Heck, ask any Arab about that — any Arab in touch with his modern history. On May 22, on the eve of the June War of 1967, Gamal Abdul Nasser, Egypt’s then popular president, rolled the dice and played. After demanding that UN peacekeeping troops leave Sinai, he stationed a garrison in Sharm El-Sheikh and announced a blockade of the Straits of Tiran — a blockade announced but not actually enforced by actual ships from the feckless Egyptian Navy. Nasser, unaware of the dangers ahead, soldiered on, not knowing that he had just given Israel an incontestable casus belli. “The Jews have threatened war,” he declared. “We tell them welcome, we are ready for war.”

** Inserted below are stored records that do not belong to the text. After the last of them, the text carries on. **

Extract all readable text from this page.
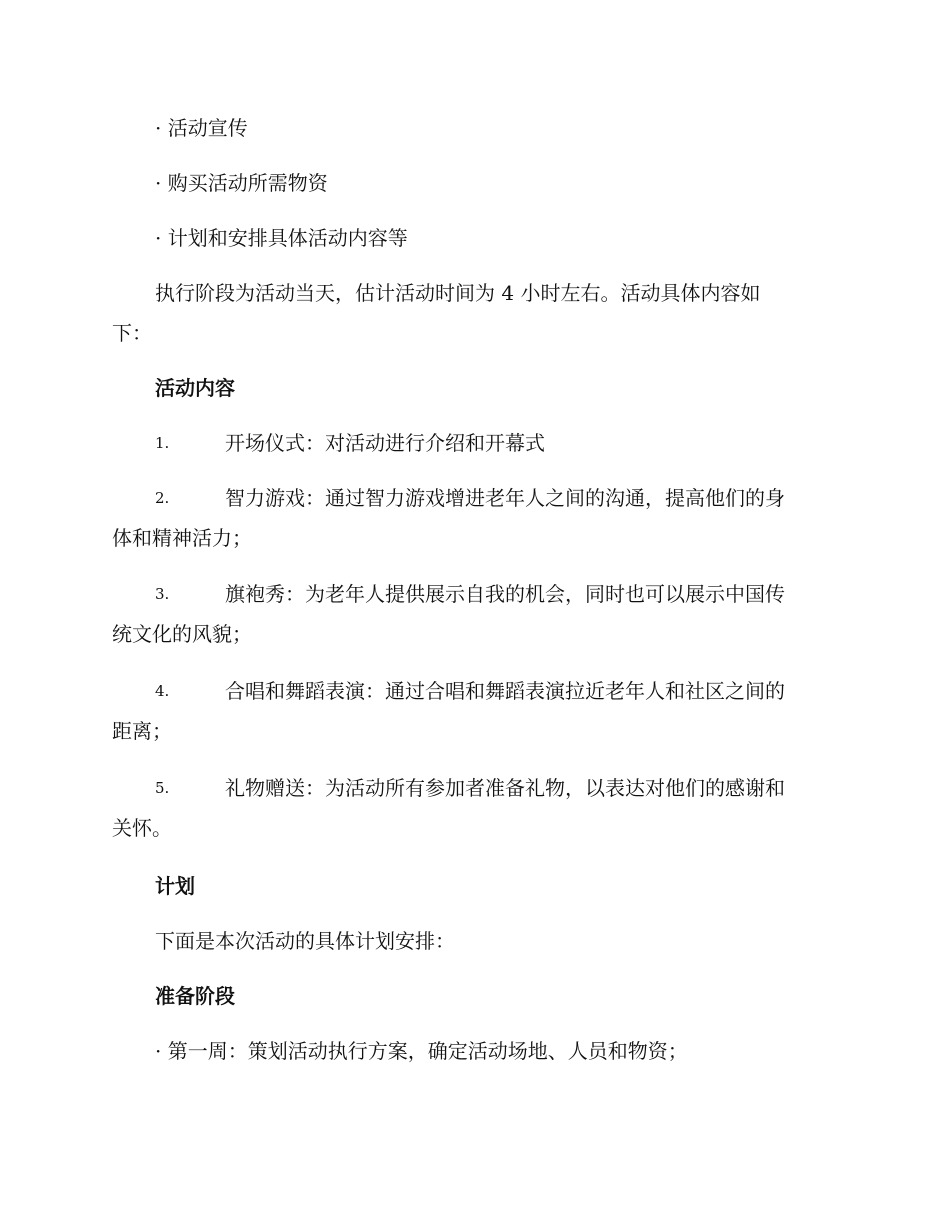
· 活动宣传
· 购买活动所需物资
· 计划和安排具体活动内容等
执行阶段为活动当天，估计活动时间为 4 小时左右。活动具体内容如
下：
活动内容
1.	开场仪式：对活动进行介绍和开幕式
2.	智力游戏：通过智力游戏增进老年人之间的沟通，提高他们的身
体和精神活力；
3.	旗袍秀：为老年人提供展示自我的机会，同时也可以展示中国传
统文化的风貌；
4.	合唱和舞蹈表演：通过合唱和舞蹈表演拉近老年人和社区之间的
距离；
5.	礼物赠送：为活动所有参加者准备礼物，以表达对他们的感谢和
关怀。
计划
下面是本次活动的具体计划安排：
准备阶段
· 第一周：策划活动执行方案，确定活动场地、人员和物资；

It was all brinkmanship, of course, for Nasser had no serious intention of initiating hostilities. Lest we forget, his Vice President Zakariah Muhedin was already on his way to Washington to negotiate a settlement of the crisis. As the Arabs talked of war and prepared for peace, Israel prepared for war and talked of peace. Miles Copeland, the CIA station chief in Cairo wrote in his book, The Game of Nations: The Amorality of Power Politics (1969): “After all, the Israelis had been rehearsing their assault for years, and never again would they get such favorable circumstances in which to launch it.”
You play a game of brinkmanship and you get trapped in a world of mirrors — unless you are adept enough at its rules. Netanyahu appears to think he is. Truth be told, the man does not take Mahmoud Abbas, the Palestinian president, seriously as a threat. He has the US in his corner and he is convinced that there is nothing the Palestinians can do about it. Abbas leads an occupied people whose economy is dependent on foreign donor funds, much of it from the US.

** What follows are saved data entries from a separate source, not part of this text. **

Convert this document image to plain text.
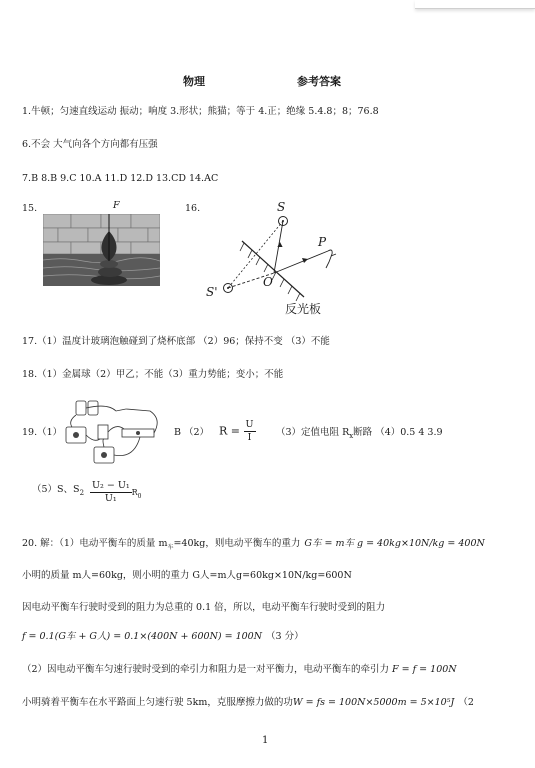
物理	参考答案
1.牛顿；匀速直线运动 振动；响度 3.形状；熊猫；等于 4.正；绝缘 5.4.8；8；76.8
6.不会 大气向各个方向都有压强
7.B 8.B 9.C 10.A 11.D 12.D 13.CD 14.AC
15.	16.
F	S
P
O
S'
反光板
17.（1）温度计玻璃泡触碰到了烧杯底部 （2）96；保持不变 （3）不能
18.（1）金属球（2）甲乙；不能（3）重力势能；变小；不能
19.（1）	B （2） $R = \frac{U}{I} (3)$定值电阻 $R_x$断路 （4）0.5 4 3.9
（5）S、$S_2 \frac{\text{U₂ − U₁}}{\text{U₁}} R_0$
20. 解：（1）电动平衡车的质量 $m_车=40kg$，则电动平衡车的重力 G车 = m车 g = 40kg×10N/kg = 400N
小明的质量 m人=60kg，则小明的重力 G人=m人g=60kg×10N/kg=600N
因电动平衡车行驶时受到的阻力为总重的 0.1 倍，所以，电动平衡车行驶时受到的阻力
f = 0.1(G车 + G人) = 0.1×(400N + 600N) = 100N （3 分）
（2）因电动平衡车匀速行驶时受到的牵引力和阻力是一对平衡力，电动平衡车的牵引力 F = f = 100N
小明骑着平衡车在水平路面上匀速行驶 5km，克服摩擦力做的功W = fs = 100N×5000m = 5×10⁵J （2
1
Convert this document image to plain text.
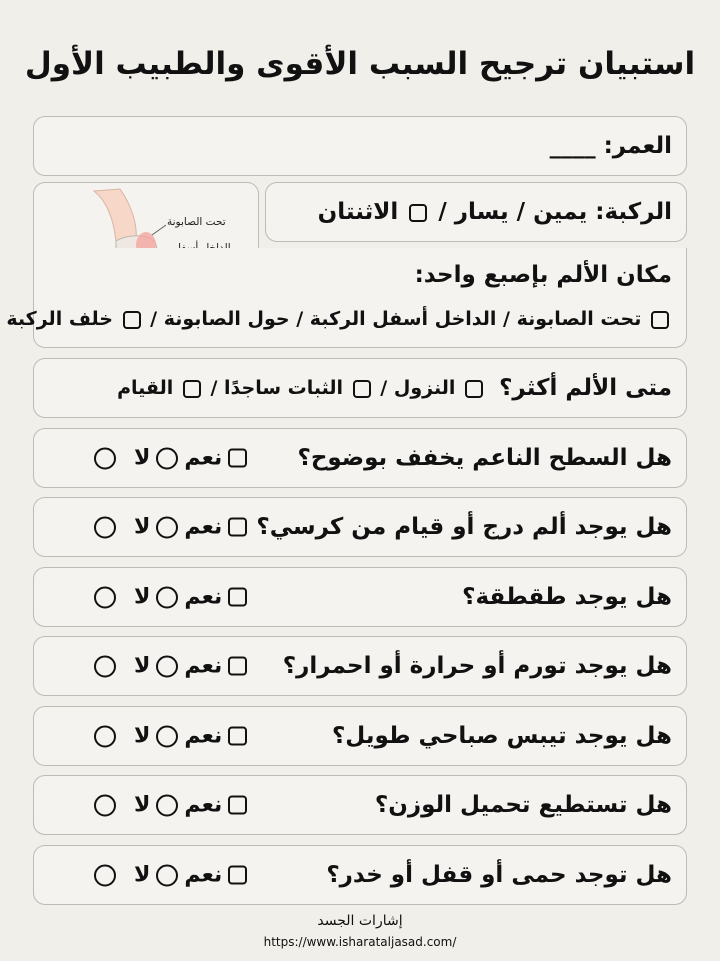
استبيان ترجيح السبب الأقوى والطبيب الأول
العمر: ____
تحت الصابونة	الركبة: يمين / يسار /  الاثنتان
مكان الألم بإصبع واحد:
تحت الصابونة / الداخل أسفل الركبة / حول الصابونة /  خلف الركبة
متى الألم أكثر؟
النزول /  الثبات ساجدًا /  القيام
هل السطح الناعم يخفف بوضوح؟
نعم
لا
هل يوجد ألم درج أو قيام من كرسي؟
نعم
لا
هل يوجد طقطقة؟
نعم
لا
هل يوجد تورم أو حرارة أو احمرار؟
نعم
لا
هل يوجد تيبس صباحي طويل؟
نعم
لا
هل تستطيع تحميل الوزن؟
نعم
لا
هل توجد حمى أو قفل أو خدر؟
نعم
لا
إشارات الجسد
https://www.isharataljasad.com/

On that one he is wrong. For starters, the conflict now is not between Israel and the Palestinians but between Israel and Palestine. Beyond going to the ICC, Palestinian leaders could rally support from the Arab world, the Islamic world, the Third World and the European world to put Israel in the dock, as apartheid South Africa had been put in the dock in the 1980s.
Or, as a last resort, to respond to Israel’s game of escalating brinkmanship, the top leadership of the Palestinian Authority could — not an altogether outrageous move as it would seem at first blush — pack up, lift anchor and sail away, leaving Israel the responsibility of ruling over the West Bank as an occupying power, which it has always done, albeit under a different guise, Palestinian Authority or no Palestinian Authority.
Palestinian leaders then will regroup as a government in exile, not unlike the Algerian government in exile in the late 1950s, and conduct their diplomatic struggle against the Zionist entity from there. Where they are positioned now, under the thumb of Israeli and certainly under US diktats, leaves them hamstrung, dependent and, well, not of much help to the cause of their people.